Where I’ve grown since then is starting to open myself to the idea of being loved as I am: as sinner and saint, as an messy, imperfect human and a powerful image-bearer of God. I’ve been feeling insecure in places where I felt like I had to be the palatable version of me for one reason or another. But I’ve been finding comfort in the places where I realize people have seen me as a a true work in progress.
Halsey’s music ends up being this comforting presence in my life because their artistry is about being raw and open about their humanity: the good, the bad, and the ugly. Like she said during the concert, it can be cringy to look back and remember how you felt as an old version of you but there’s a beauty in learning to love the past versions of yourself. Halsey’s a work in progress in all the complex, beautiful and messy ways and her music is an invitation to accept it in my life.
It’s as if Halsey has shown me it’s ok for the rebel and the innocent, joyful child in me can coexist. Heck, I’ve even started to see that the way Halsey’s explored many different genres and collaborations parallels with the different kinds of people in my life that I love. Halsey’s the only artist who’s collaborated with Juice Wrld (who my brother loves) and Kelsea Ballerini (who my friend Katie loves). I think it’s pretty special to be a person who’s open to breaking down musical barriers.
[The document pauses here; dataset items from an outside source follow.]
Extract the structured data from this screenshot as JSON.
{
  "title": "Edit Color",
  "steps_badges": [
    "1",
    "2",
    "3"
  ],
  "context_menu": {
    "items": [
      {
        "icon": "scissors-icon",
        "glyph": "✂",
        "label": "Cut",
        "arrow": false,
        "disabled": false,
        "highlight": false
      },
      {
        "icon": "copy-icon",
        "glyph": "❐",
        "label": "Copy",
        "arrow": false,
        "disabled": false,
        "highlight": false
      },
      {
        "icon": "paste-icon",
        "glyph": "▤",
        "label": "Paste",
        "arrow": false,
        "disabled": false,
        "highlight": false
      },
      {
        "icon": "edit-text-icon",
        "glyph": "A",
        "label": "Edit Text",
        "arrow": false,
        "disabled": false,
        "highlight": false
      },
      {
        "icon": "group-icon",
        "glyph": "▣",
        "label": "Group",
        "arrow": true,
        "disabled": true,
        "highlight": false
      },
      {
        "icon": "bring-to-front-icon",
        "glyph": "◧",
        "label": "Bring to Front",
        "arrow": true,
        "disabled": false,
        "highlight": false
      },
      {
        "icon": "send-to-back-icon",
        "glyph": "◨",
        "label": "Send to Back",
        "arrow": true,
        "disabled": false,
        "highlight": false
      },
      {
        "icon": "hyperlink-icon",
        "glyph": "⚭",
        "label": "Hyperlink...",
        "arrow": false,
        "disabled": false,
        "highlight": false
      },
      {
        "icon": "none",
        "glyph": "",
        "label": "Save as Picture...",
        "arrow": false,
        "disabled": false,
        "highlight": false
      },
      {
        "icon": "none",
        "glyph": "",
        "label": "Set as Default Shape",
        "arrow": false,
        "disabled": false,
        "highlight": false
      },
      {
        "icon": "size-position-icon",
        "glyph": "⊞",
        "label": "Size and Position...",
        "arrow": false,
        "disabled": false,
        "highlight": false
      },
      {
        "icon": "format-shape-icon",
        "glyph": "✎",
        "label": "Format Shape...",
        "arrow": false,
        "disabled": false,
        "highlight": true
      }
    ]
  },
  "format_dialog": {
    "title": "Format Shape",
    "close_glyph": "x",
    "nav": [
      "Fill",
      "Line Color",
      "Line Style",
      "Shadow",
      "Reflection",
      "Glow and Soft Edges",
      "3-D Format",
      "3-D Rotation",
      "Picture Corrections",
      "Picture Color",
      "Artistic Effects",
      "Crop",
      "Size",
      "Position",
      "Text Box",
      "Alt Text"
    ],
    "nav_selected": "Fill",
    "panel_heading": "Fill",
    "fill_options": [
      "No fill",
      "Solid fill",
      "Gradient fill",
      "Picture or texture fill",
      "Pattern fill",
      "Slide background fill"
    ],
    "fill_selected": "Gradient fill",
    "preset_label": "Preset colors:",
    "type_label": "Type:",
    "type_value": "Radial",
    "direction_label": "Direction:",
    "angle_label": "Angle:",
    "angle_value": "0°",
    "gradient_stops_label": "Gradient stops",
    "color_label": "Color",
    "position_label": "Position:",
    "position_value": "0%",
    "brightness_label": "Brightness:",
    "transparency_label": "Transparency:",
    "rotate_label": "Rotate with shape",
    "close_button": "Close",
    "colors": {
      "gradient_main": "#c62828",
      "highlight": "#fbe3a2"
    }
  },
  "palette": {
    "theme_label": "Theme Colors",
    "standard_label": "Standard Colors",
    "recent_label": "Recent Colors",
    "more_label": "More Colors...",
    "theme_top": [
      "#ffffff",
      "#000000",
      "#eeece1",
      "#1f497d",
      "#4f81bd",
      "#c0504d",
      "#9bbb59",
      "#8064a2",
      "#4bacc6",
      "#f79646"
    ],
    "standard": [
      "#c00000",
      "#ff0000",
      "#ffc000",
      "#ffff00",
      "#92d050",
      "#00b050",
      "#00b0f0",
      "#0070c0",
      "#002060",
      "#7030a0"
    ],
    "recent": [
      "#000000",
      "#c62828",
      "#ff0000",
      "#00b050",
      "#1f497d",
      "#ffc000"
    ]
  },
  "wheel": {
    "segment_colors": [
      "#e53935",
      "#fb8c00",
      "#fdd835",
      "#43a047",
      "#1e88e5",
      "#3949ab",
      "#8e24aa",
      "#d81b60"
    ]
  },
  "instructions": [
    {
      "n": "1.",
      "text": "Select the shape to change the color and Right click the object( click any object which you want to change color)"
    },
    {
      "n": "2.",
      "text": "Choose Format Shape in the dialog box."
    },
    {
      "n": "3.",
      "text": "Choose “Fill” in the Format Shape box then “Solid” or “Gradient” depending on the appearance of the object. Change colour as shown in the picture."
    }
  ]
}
It’s wild to have this realization after a concert, but I mean, there’s a reason Maggie Rogers did her dissertation on the idea that art is a form of spiritual practice. Anyway, if you’ve misunderstood Halsey, I encourage you to explore their catalog. As for me, here are some songs that helped me learn to appreciate Halsey’s artistry:
This is honestly the main song I think of with Halsey’s tumblr era. I love this song because as cringy as it feels to proclaim “cigarettes and tiny liquor bottles” as “New Americana”, she’s not wrong to call that out. It feels anthemic and an early sign of Halsey’s ability to write bangers.
I recently heard this song and was blown away by the production choices. Literally, how did I miss this song. It feels so glamorous in its sadness. Sure there’s a thread of “famous person problems” in the song, but there’s also a thread of relatability in being lonely/misunderstood though you’re surrounded by a lot of people. A really underrated and solid song.
I HATE EVERYBODY
The way this song sounds like me coming to terms with my problematic behavior after the two breakups I dealt with in the last 3 years. I’ve definitely been wrestling with my ability to give and receive love and how it’s never gonna be perfect. I kinda ventured into nihilistic territory earlier this year by isolating myself and shaking my fist at humanity, but I realized that I don’t actually hate everybody. But I do hate being so self-aware that I forget to have fun.
This sweet song from Halsey made me profusely cry during the concert and it was unexpected. First of all, she literally made a painting while signing full force, so that was cool. But I think this song hit for me because of the way it portrays the relationship dynamic where you can open up to someone and be vulnerable in a safe place.
I am not a woman, I’m a god
The production in this song gives me chills. The way those industrial synths progressively come in gets me every time. Special shoutout to producers Trent Reznor and Atticus Ross for that I guess. I struggled with appreciating this song for a while because I couldn’t relate to the hubris of calling myself a god, or so I thought. The chorus starts with the hubris and then follows up with “I am not a martyr, I’m a problem” — which like, is there anything more human to feel powerful for a few seconds and immediately humbled as a powerless human being? I’ve come to feel this song as an expression of my human woman-ness: the powerful in potential but also incredibly broken self. Ending the show/tour with this song was really cathartic.